Anyway, I liked the neckline pleats on the Kathryn top. I don’t know if I’ll make the dress version but I will definitely make the top. I’ve already cut out my pattern pieces. But before I cut anything, I had my own internal debate – cut or trace the PDF pattern? Cut. Trace. Cut. Trace.
I’m used to tracing Japanese sewing patterns, which you must trace because all the pattern pieces overlap and you can’t cut them out. So my first instinct was to trace them, but then I remembered what Ali, a Bay Area Sewists member said at our meetup – that she always cut them because she could always print it again – the beauty of using PDF patterns. So I posted a photo on Instagram, which you can see here, asking people if they traced or cut. I got many responses – some said they always traced, others said they always cut and one person say “it depends.” After scrutinizing the pattern measurements, I decided to cut because I didn’t think I’d need to make any major adjustments so it would be OK. And if I messed up, I can reprint, right?
I had fun using my rotary cutter (28mm) to cut my knit fabric. The pattern pieces were small enough to fit on my 18 x 24-inch cutting mat (yes, I need a bigger cutting mat). I have a pretty steady hand as long as I’m standing close to the pattern and can see where the blade is going. I cut the pattern without using a straight edge or French curve. Do you use a rotary cutter to cut knit fabric? Do you cut freehand?

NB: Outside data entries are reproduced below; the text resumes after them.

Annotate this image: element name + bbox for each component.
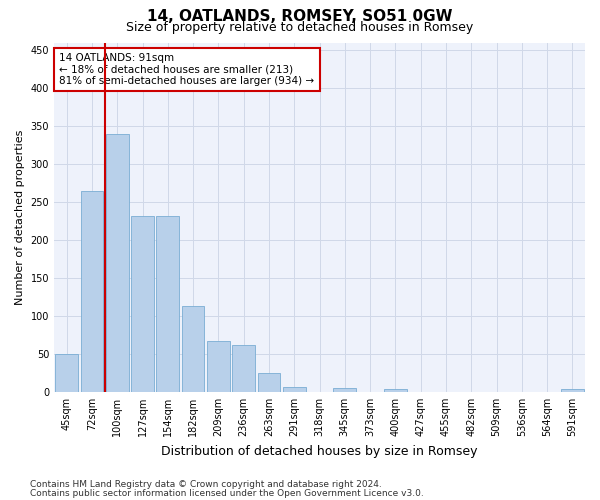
Text: Contains HM Land Registry data © Crown copyright and database right 2024.: Contains HM Land Registry data © Crown c…	[30, 480, 382, 489]
Bar	[334, 388, 356, 392]
Bar	[131, 216, 154, 392]
Bar	[283, 388, 305, 392]
Bar	[80, 190, 103, 392]
Bar	[232, 345, 255, 392]
Text: Contains public sector information licensed under the Open Government Licence v3: Contains public sector information licen…	[30, 489, 424, 498]
Bar	[106, 134, 128, 392]
Bar	[207, 341, 230, 392]
Y-axis label: Number of detached properties: Number of detached properties	[15, 130, 25, 305]
Bar	[384, 389, 407, 392]
Bar	[561, 389, 584, 392]
Text: Size of property relative to detached houses in Romsey: Size of property relative to detached ho…	[127, 21, 473, 34]
X-axis label: Distribution of detached houses by size in Romsey: Distribution of detached houses by size …	[161, 444, 478, 458]
Bar	[157, 216, 179, 392]
Text: 14, OATLANDS, ROMSEY, SO51 0GW: 14, OATLANDS, ROMSEY, SO51 0GW	[147, 9, 453, 24]
Text: 14 OATLANDS: 91sqm
← 18% of detached houses are smaller (213)
81% of semi-detach: 14 OATLANDS: 91sqm ← 18% of detached hou…	[59, 53, 314, 86]
Bar	[55, 354, 78, 392]
Bar	[182, 306, 205, 392]
Bar	[257, 373, 280, 392]
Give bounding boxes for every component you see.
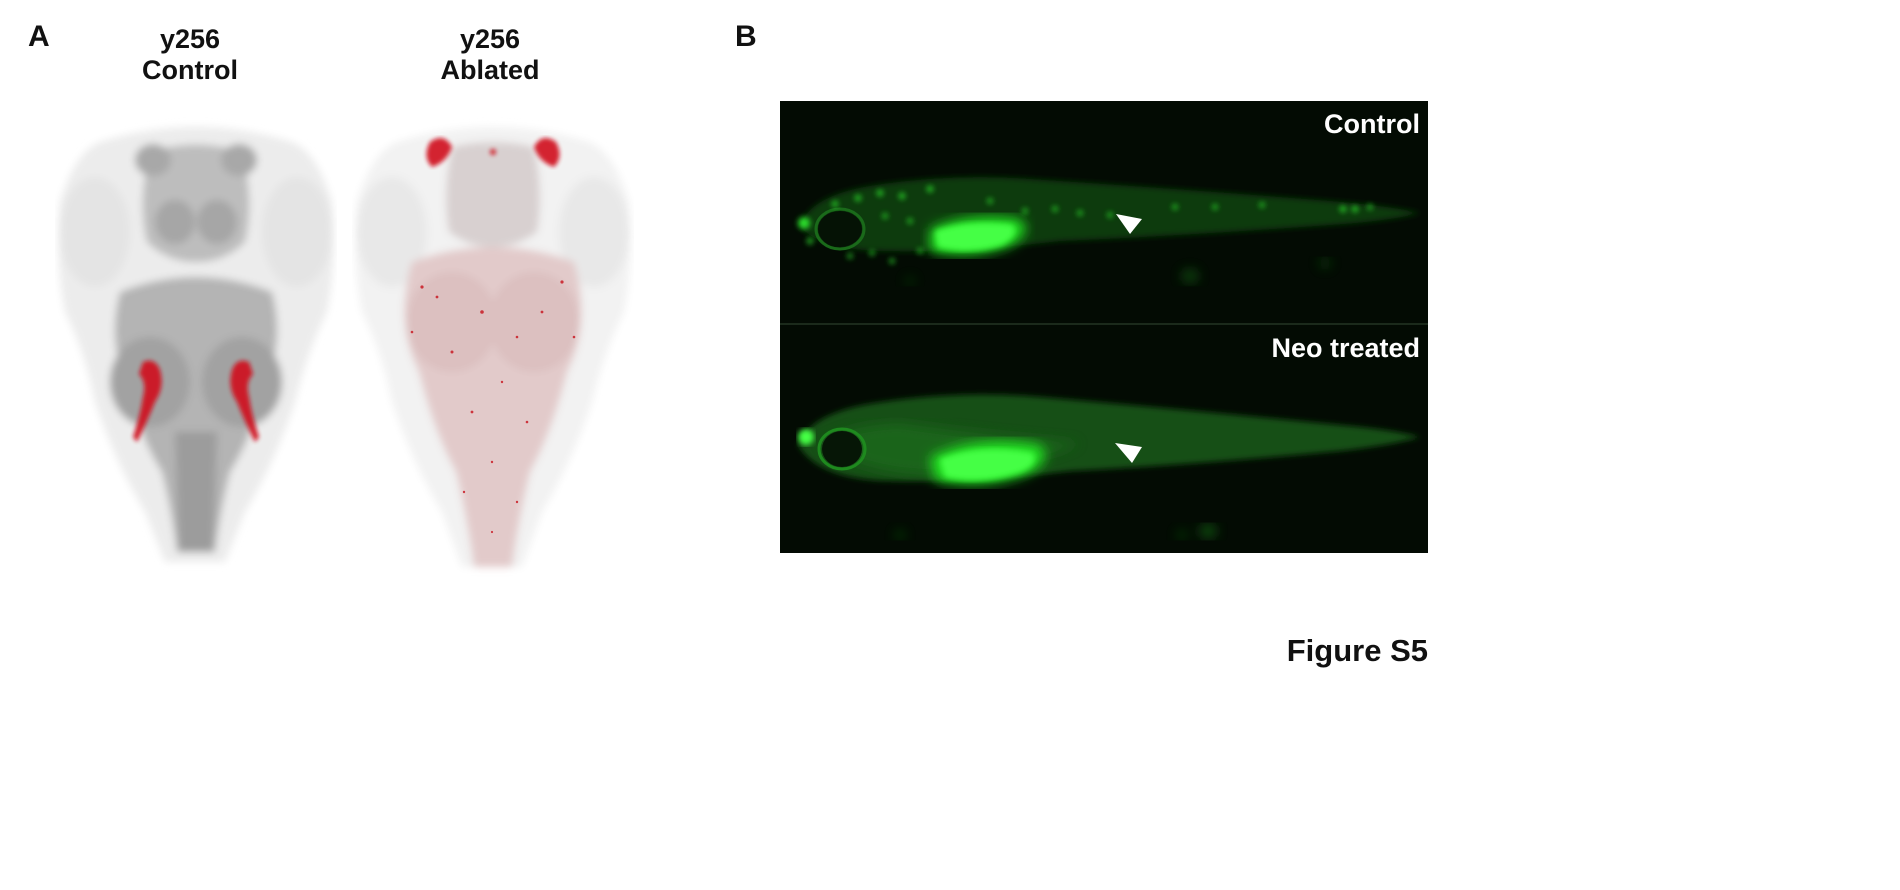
fish-label-control: Control <box>1324 109 1420 139</box>
fish-image-control: Control <box>780 101 1428 323</box>
brain-image-ablated <box>355 127 631 567</box>
fish-illustration-control <box>798 177 1420 284</box>
brain-label-line2: Control <box>142 55 238 85</box>
panel-letter-a: A <box>28 20 50 53</box>
fish-illustration-neo-treated <box>798 394 1420 539</box>
fish-image-neo-treated: Neo treated <box>780 325 1428 553</box>
brain-image-control <box>58 127 334 562</box>
image-divider <box>780 323 1428 325</box>
brain-label-line1: y256 <box>459 24 521 54</box>
fish-label-neo-treated: Neo treated <box>1271 333 1420 363</box>
brain-label-line2: Ablated <box>440 55 540 85</box>
brain-label-ablated: y256 Ablated <box>360 24 620 86</box>
fish-image-panel: Control Neo treated <box>780 101 1428 553</box>
figure-caption: Figure S5 <box>1286 633 1428 668</box>
brain-label-control: y256 Control <box>60 24 320 86</box>
panel-letter-b: B <box>735 20 757 53</box>
brain-label-line1: y256 <box>159 24 221 54</box>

The Hey June and Itch to Stitch patterns were really easy to assemble and they each had layered PDFs, which I really appreciate. When a PDF pattern has a layered version, it means that you can turn off all the sizes you don’t need and just print the size(s) that you want. This is really great if you need to grade up or down a size (or two) in certain areas. Each pattern page was numbered with a large number in light gray to make it easy to follow the printing diagrams and assemble the patterns. (You can see the number “22” on pattern piece 3 in the above photo.)
Now I can see the usefulness of the UpCraft Club’s certification. You know that the pattern will be easy to assemble and the instructions will be very clear. If you haven’t used a PDF pattern, you may want to start with one of the patterns carried by the UpCraft Club.
In contrast, the Named PDFs only have the number of the pattern page in small type on the bottom right, which isn’t very useful. There is a diagram of the pattern pages in the instructions but it’s easiest to keep the pages in the order they were printed so you can assemble them sequentially. Also, the PDFs for the patterns I bought are not layered. You have to pick the PDF for your size, two sizes per PDF. I printed the one labeled “44_46” for the Mimosa Culottes and the Lexi top and cut a U.S. size 12 (Euro 44). Other Named patterns do have layered PDFs, just not the ones I bought.
Do you have any favorite PDF patterns? What did you make?